Connected car security goes way beyond buckling your seat belt. FBI suggests- Treat your car like a computer – connected car security sounds like a lot of work!!
Scammers are targeting Internet-Connected Cars The FBI wants us to be aware of this potential issue and to treat connected cars like other computer devices and get connected car security.
Is your car connected? Did you get connected car security? Many cars can now connect to the Internet, enabling drivers to play music, use GPS, and access roadside assistance without their phone. Unfortunately, Internet connection comes with a potential drawback. It opens up your car to the risk of hacking. How the Scam Works:
You use the dashboard of your connected car to get GPS directions, connect through apps or stream music. But one recent study found that scammers can take advantage of security holes in the Wi-Fi connection to gain access to the car’s computer. Once they get in, hackers can steal data or even take control of your vehicle.
Connected car hacking is more of a possibility than an existing issue. But as more people purchase connected cars, hackers are bound to find ways to use them for scams. This just happened with smartphones a few years ago, so the FBI wants consumers to be aware of the potential problem and to treat connected cars like other computer devices.
What are some of the ways an attacker can access vehicle networks and driver data?
Vulnerabilities may exist within a vehicle’s wireless communication functions, within a mobile device – such as a cellular phone or tablet connected to the vehicle via USB, Bluetooth, or Wi-Fi – or within a third-party device connected through a vehicle diagnostic port. In these cases, it may be possible for an attacker to remotely exploit these vulnerabilities and gain access to the vehicle’s controller network or to data stored on the vehicle. Although vulnerabilities may not always result in an attacker being able to access all parts of the system, the safety risk to consumers could increase significantly if the access involves the ability to manipulate critical vehicle control systems.

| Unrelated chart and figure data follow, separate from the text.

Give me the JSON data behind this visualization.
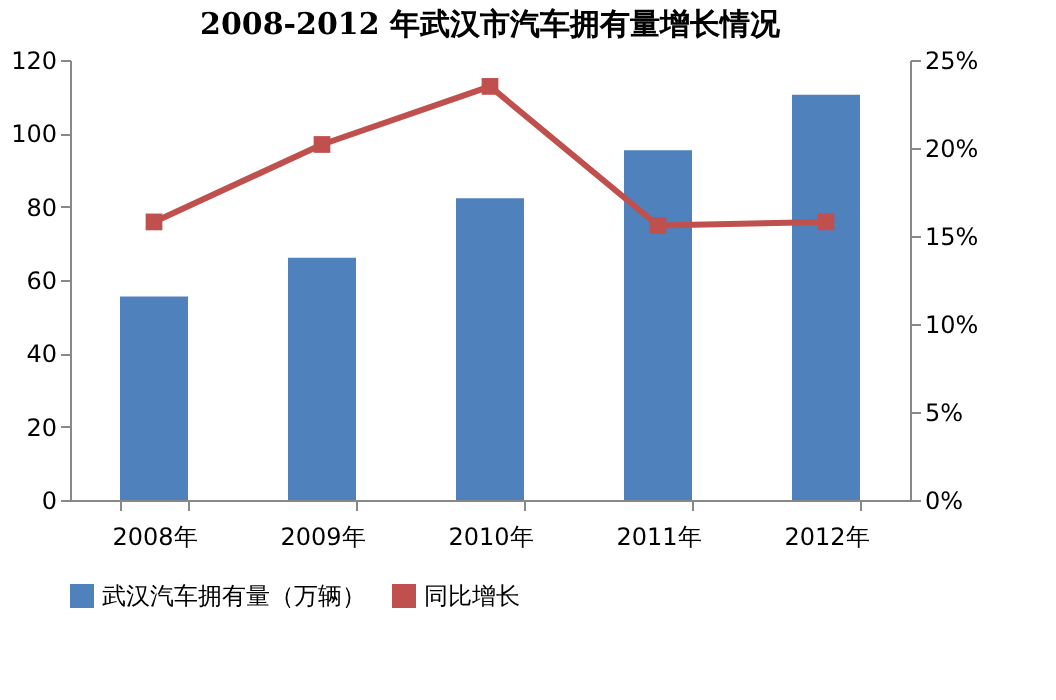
{
  "chart_data": {
    "type": "bar",
    "title": "2008-2012 年武汉市汽车拥有量增长情况",
    "categories": [
      "2008年",
      "2009年",
      "2010年",
      "2011年",
      "2012年"
    ],
    "series": [
      {
        "name": "武汉汽车拥有量（万辆）",
        "color": "#4f81bd",
        "values": [
          55.5,
          66.1,
          82.3,
          95.4,
          110.5
        ]
      },
      {
        "name": "同比增长",
        "color": "#c0504d",
        "type": "line",
        "axis": "y2",
        "marker": "square",
        "values": [
          15.8,
          20.2,
          23.5,
          15.6,
          15.8
        ]
      }
    ],
    "ylim": [
      0,
      120
    ],
    "yticks": [
      0,
      20,
      40,
      60,
      80,
      100,
      120
    ],
    "y2lim": [
      0,
      25
    ],
    "y2ticks": [
      {
        "value": 0,
        "label": "0%"
      },
      {
        "value": 5,
        "label": "5%"
      },
      {
        "value": 10,
        "label": "10%"
      },
      {
        "value": 15,
        "label": "15%"
      },
      {
        "value": 20,
        "label": "20%"
      },
      {
        "value": 25,
        "label": "25%"
      }
    ],
    "grid": false,
    "legend": "bottom"
  }
}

Example: Recently Demonstrated Remote Exploits
Over the past year, researchers identified a number of vulnerabilities in the radio module of a MY2014 passenger vehicle and reported its detailed findings in a whitepaper published in August 2015 (here).
The vehicle studied was unaltered and purchased directly from a dealer. In this study, which was conducted over a period of several months, researchers developed exploits targeting the active cellular wireless and optionally user-enabled Wi-Fi hotspot communication functions. Attacks on the vehicle that were conducted over Wi-Fi were limited to a distance of less than about 100 feet from the vehicle. However, an attacker making a cellular connection to the vehicle’s cellular carrier – from anywhere on the carrier’s nationwide network – could communicate with and perform exploits on the vehicle via an Internet Protocol (IP) address.

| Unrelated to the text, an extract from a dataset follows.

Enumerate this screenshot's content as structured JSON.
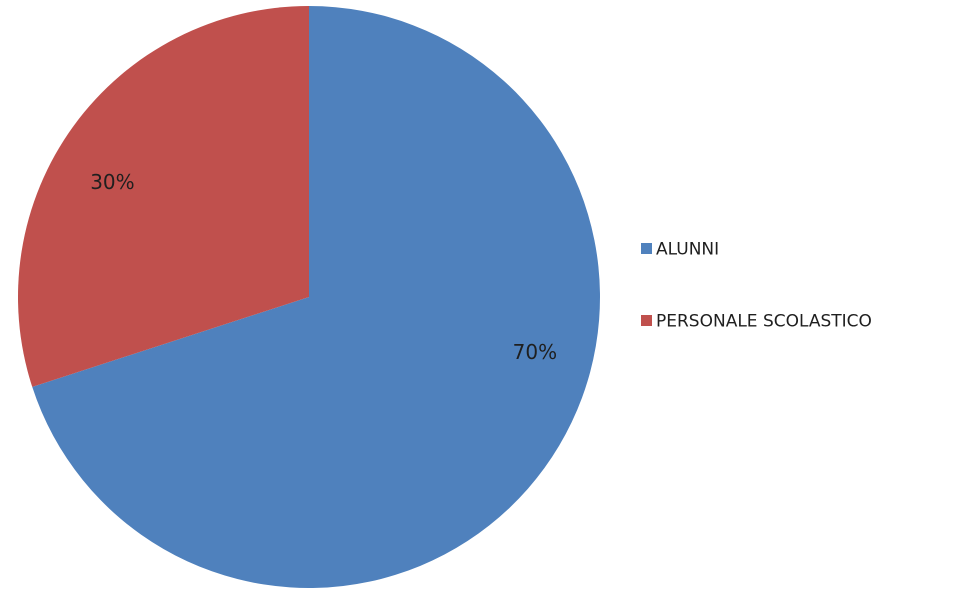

Here, the radio module contained multiple wireless communication and entertainment functions and was connected to two controller area network (CAN) buses in the vehicle. Following are some of the vehicle function manipulations that researchers were able to accomplish.
In a target vehicle, at low speeds (5-10 mph):
- Engine shutdown
- Disable brakes
- In a target vehicle, at any speed:
- Door locks
- Turn signal
- Radio, HVAC, GPS
Tips for Connected Car Security
Treat your car like a computer. Your connected car is a computer, so use the same common sense you would for keeping your laptop safe. Be especially cautious when allowing third-party devices to access your car’s computer for reasons other than vehicle diagnostics and maintenance.
Respect recalls. If you receive a recall notice for an issue related to your car’s computer system, treat it as seriously as you would a safety recall and get it taken care of right away. The notification will tell you how to get the problem fixed. Cyber recalls are regulated by the National Highway Traffic Safety Administration. Keep your vehicle’s software up-to-date. Manufacturers will do their best to patch security holes. System updates are annoying but vital for protecting your device. Always make sure you have the latest updates, “bug fixes,” and security patches, but only download those officially provided by the manufacturer.
Lock your car. Just as you password-protect your smartphone and laptop, be sure to lock your car and know who has access to it. If you suspect your connected car has been hacked… Contact the vehicle manufacturer or dealer.